Well a lesson to be learned here never go on hearsay.
Thanks for the info

pete woodall said:
Hi John

Suricates or meerkats are long and thin, in the mongoose family, carnivore order, with long thin tails.

"and the other looks like the Squirral type suricate with the big bushy tail???????"

This is certainly a Ground Squirrel, in the sqirrel family, rodent order, not a suricate. There are two species in Namibia which have only been split fairly recently on cytogenetic and morphological studies.

The Cape Ground Squirrel Xerus inauris is widespread in Namibia, apart from a band near the coast, they dig burrows in the open, flat country with a hard substrate.

The Mountain Ground Squirrel Xerus princeps, found mainly in the mountains of the western escarpment of Namibia, difficult to distinguish in the field from Cape GS, but have a longer and bushier tail, (three black bands vs two on the long tail hairs), yellow to orange incisor teeth (vs. white), and live in the rocks and hills.
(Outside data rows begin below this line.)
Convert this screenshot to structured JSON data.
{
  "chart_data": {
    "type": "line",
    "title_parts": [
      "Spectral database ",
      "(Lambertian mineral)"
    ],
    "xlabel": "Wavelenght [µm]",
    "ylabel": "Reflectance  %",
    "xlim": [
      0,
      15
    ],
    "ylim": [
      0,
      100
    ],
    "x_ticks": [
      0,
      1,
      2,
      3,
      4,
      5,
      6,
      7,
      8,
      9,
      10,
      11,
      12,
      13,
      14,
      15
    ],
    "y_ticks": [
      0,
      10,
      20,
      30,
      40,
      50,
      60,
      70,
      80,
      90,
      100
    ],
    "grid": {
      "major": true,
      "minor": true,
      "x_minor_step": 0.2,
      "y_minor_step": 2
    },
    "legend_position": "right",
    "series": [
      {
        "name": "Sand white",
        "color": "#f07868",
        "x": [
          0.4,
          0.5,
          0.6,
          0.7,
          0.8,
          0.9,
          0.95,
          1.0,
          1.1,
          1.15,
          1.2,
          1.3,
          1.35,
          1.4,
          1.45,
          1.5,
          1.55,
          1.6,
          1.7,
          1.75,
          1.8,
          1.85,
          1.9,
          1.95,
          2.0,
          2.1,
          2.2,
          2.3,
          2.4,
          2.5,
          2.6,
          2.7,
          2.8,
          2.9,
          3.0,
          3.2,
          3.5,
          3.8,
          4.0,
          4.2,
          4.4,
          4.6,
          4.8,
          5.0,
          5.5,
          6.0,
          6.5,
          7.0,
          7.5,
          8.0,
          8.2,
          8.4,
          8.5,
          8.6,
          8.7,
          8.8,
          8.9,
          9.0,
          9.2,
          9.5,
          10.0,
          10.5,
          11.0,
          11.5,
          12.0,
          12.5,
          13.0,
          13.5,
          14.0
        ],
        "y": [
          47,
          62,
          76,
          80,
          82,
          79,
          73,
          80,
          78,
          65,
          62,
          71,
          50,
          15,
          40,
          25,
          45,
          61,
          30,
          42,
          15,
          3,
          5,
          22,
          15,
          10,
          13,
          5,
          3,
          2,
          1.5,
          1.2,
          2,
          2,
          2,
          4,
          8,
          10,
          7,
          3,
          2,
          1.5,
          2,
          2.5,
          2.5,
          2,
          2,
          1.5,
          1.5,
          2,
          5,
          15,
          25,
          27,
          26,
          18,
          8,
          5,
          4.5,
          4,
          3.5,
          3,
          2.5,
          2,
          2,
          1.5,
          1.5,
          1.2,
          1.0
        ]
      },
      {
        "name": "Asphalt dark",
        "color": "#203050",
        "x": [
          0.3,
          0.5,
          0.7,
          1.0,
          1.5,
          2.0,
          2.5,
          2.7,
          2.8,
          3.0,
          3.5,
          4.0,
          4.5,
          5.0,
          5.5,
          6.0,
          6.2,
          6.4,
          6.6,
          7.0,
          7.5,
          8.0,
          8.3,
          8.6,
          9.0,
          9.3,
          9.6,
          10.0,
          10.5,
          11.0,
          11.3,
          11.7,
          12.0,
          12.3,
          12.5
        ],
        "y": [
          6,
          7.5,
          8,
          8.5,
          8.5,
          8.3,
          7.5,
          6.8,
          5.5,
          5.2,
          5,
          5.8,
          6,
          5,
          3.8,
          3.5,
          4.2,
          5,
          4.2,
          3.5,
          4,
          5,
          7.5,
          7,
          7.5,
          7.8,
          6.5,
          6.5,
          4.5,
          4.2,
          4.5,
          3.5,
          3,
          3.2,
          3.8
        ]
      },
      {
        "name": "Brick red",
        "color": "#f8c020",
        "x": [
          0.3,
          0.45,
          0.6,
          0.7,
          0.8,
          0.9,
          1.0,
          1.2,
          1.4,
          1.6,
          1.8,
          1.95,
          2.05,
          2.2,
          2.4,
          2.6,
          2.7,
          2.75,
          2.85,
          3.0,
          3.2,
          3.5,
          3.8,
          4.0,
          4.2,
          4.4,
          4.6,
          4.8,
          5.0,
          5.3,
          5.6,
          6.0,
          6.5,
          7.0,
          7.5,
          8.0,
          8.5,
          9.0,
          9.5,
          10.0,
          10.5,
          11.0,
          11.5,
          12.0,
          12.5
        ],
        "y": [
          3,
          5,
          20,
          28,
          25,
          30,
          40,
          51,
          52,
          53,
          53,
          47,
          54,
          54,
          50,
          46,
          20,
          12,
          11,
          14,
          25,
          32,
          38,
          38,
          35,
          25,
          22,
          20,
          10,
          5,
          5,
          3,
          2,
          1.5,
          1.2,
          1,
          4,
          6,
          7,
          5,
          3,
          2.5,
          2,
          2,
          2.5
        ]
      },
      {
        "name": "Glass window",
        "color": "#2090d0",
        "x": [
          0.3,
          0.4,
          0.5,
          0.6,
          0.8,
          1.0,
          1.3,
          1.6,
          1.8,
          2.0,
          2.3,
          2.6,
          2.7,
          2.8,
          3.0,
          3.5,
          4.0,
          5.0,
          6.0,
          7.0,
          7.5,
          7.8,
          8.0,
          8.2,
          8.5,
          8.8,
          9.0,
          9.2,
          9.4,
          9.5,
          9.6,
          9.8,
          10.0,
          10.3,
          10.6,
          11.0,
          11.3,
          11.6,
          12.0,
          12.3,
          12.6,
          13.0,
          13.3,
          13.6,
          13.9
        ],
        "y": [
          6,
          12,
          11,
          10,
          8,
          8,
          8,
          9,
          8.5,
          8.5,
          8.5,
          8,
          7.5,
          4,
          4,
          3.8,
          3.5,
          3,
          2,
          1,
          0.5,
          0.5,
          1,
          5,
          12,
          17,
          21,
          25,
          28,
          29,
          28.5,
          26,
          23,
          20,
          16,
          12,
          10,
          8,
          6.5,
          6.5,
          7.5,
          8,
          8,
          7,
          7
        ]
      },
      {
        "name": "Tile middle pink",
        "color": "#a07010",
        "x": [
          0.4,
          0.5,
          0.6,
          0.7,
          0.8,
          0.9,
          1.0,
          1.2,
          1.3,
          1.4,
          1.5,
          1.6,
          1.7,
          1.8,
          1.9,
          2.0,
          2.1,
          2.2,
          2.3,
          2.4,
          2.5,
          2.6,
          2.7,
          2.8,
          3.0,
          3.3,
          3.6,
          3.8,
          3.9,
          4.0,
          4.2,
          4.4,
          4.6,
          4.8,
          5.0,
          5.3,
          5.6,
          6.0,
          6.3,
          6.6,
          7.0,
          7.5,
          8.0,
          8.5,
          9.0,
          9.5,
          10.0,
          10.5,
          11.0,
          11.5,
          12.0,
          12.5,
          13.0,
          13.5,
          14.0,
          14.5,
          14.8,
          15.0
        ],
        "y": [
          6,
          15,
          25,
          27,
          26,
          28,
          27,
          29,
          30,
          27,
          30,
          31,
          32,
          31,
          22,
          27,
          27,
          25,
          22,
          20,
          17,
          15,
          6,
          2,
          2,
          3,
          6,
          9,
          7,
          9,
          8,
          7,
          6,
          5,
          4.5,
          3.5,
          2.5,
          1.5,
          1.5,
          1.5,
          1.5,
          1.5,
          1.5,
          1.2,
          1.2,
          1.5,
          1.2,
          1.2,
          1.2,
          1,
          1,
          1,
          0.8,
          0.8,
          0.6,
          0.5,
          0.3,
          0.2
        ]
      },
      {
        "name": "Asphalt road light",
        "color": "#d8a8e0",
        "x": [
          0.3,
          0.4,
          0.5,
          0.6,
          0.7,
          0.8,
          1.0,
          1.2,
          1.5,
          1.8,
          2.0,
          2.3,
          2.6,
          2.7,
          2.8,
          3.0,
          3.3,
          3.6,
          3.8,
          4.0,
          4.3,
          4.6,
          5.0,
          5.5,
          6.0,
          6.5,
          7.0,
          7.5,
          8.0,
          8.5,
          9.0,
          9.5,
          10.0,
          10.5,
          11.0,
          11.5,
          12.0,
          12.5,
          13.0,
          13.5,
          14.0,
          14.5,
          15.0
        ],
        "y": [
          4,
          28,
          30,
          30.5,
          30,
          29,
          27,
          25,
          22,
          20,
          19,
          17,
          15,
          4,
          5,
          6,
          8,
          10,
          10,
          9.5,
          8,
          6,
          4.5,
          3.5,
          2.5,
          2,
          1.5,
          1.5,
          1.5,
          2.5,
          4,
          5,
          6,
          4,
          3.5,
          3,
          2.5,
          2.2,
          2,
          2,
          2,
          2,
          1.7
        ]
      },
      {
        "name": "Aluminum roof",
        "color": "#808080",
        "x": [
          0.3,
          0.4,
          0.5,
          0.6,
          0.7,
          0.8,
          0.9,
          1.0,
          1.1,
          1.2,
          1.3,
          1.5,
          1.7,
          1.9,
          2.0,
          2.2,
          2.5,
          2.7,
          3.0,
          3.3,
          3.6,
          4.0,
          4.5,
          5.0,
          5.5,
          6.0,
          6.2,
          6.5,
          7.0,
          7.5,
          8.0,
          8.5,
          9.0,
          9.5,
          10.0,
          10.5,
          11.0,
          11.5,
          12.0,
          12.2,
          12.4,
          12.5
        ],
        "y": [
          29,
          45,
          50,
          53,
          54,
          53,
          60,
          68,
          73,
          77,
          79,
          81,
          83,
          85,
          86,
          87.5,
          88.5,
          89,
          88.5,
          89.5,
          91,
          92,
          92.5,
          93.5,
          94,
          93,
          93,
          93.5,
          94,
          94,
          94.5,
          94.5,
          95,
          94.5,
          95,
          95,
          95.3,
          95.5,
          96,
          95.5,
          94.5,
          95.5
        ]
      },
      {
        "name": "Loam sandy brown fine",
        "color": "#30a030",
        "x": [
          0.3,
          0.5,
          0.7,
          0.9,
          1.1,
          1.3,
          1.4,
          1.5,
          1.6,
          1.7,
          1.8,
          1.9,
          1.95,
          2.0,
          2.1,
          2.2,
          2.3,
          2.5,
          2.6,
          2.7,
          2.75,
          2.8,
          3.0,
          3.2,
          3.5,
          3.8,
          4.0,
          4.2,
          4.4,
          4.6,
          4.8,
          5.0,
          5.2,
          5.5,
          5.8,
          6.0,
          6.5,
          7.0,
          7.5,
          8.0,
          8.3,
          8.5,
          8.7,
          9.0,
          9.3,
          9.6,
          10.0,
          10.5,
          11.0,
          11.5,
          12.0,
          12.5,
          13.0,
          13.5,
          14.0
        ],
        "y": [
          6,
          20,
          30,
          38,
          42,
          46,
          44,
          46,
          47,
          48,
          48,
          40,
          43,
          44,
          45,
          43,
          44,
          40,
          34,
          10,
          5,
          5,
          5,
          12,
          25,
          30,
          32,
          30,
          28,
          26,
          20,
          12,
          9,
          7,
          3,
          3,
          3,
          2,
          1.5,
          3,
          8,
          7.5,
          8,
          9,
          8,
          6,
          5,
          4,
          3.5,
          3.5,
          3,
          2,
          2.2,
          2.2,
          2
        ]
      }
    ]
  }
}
This info comes from "The Mammals of the Southern African subregion" 1990. I have worked with both authors, John Skinner and Reay Smithers (deceased), several times in the past, and Reay was the Director when I worked for the Rhodesian museums, many moons ago.



Well-known member
I havent read all of it yet but that is not fair i really do want to go to Namibia and when i've finished school my mum and dad said they may take me. Where abouts in Namibia did you go to? I would like to go to Etosha.